Recently a friend shared with me an article claiming that
Seattle is the worst US city for dating. Knowing my interest and involvement in
the field, she asked for my take on the subject. I wrote to her that I disagree
with the conclusion of the article. The geography has nothing to do with the
problem. There are however two major reasons why people have difficulty finding
love, and they can affect people anywhere around the world: - online dating and lack of self-awareness.
Online Dating
I worked for six month as a bridal registry consultant for a
big retailer in the country. I used this opportunity to do my own field
research on how American couples meet. I worked with more than 250 couples and
asked each of them how they had met. Only three met online. The rest met at
school, university, work, through friends and family, and church. Among those
couples there was a considerable number of individuals who came to Seattle for
a visit, or relocated for a job, and found a local partner shortly thereafter.
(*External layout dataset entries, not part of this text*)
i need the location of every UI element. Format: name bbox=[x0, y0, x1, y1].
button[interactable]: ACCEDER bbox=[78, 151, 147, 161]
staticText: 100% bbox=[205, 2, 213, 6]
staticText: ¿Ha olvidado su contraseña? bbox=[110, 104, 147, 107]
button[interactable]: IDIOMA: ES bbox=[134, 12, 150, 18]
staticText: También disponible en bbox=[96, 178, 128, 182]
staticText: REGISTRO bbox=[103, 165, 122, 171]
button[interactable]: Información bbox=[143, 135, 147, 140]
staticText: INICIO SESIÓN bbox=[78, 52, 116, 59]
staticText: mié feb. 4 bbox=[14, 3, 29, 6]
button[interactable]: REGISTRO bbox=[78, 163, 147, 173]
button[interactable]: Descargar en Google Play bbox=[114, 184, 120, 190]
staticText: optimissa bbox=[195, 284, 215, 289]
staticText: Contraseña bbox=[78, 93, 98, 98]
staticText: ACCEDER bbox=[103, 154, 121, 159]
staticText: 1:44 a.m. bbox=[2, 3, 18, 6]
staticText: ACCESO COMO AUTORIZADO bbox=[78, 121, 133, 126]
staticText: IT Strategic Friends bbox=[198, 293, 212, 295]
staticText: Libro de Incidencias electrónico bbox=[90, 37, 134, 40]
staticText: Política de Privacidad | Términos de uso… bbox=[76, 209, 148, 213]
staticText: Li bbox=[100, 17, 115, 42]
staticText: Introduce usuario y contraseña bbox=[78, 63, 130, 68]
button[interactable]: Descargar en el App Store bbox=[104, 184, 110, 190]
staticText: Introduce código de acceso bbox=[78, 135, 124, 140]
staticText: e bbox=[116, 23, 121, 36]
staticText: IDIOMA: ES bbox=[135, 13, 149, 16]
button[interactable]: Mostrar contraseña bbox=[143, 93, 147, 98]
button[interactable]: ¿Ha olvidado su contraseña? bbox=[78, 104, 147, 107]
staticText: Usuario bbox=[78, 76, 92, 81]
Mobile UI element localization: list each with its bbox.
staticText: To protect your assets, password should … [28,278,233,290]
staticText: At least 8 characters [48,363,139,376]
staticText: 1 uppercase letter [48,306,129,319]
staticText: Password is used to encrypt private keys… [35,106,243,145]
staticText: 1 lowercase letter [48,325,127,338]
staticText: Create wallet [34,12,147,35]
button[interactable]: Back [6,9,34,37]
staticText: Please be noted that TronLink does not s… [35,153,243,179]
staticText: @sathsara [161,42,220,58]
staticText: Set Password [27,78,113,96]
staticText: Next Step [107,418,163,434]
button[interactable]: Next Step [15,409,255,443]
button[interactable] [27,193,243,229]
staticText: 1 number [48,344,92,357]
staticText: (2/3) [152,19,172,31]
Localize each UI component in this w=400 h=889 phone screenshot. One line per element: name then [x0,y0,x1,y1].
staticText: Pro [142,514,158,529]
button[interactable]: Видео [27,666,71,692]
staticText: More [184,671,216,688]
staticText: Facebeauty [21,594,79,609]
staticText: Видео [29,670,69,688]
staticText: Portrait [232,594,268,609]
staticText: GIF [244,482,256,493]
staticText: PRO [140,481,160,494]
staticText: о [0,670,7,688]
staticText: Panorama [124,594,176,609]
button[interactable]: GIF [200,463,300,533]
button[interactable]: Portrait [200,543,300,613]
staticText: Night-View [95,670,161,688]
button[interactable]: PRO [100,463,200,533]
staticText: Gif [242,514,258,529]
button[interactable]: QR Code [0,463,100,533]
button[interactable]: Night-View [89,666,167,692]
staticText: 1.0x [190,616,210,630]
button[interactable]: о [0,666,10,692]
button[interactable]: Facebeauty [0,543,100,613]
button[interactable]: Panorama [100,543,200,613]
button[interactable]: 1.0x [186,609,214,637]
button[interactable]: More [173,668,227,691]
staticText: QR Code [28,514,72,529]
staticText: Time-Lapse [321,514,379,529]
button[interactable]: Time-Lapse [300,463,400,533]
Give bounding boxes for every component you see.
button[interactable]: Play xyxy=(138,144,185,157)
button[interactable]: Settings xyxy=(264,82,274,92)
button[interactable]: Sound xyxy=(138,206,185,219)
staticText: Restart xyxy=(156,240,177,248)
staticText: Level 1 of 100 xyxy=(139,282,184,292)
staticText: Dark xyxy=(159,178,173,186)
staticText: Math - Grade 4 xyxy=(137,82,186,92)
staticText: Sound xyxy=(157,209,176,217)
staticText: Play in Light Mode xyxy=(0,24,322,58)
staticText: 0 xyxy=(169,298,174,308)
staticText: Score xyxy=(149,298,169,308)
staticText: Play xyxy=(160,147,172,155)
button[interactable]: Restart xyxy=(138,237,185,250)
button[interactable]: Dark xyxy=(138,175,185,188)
The real problem is that people nowadays resort to online
dating to find love, despite the fact that research shows that online dating is
not the best way to find love. Dr. Dan Ariely, the author of Predictably Irrational,
explains that the profile questions on those sites are not very helpful to find
a match. He said that it’s like trying to decide if a certain food is tasty
based on a list of nutritional values. He also mentions that the large pool of
candidates to choose from makes it harder for people to be content with
one-person, always thinking that maybe there is someone better out there.
Self Awareness
In one of the relationship seminars I hosted, a female participant
shared her frustrations about men in Seattle. Throughout the whole conversation
she didn’t stop stressing about her exclusive residential zip code, the
expensive car she drives, her six-figure income, and her frequent visits to
Europe. She was completely unaware that it wasn’t the men, but rather her own
attitude that was pushing away nice people, or attracting people who mirrored
her uninviting attitude.
Lack of self-awareness is another reason why people can’t
find love. Just like you need good driving instruction to get to a new
location, you need to have a very clear understanding of who you are and what
your needs are in order to find the right person for you. It takes some work to get there but it’s
worth the time and effort. Unresolved personal issues tend to attract partners with
similar issues.
If you are seriously looking for love, whether in Seattle or
any other place, before you go on a date with anyone - go on a date with yourself
and get to know the person you are, what are your values, what gives you joy,
etc. Work to become your best you to attract the right person to your life.
Then turn off your laptop and start socializing, take a class, join a church,
develop a nice group of friends – they might introduce you to someone.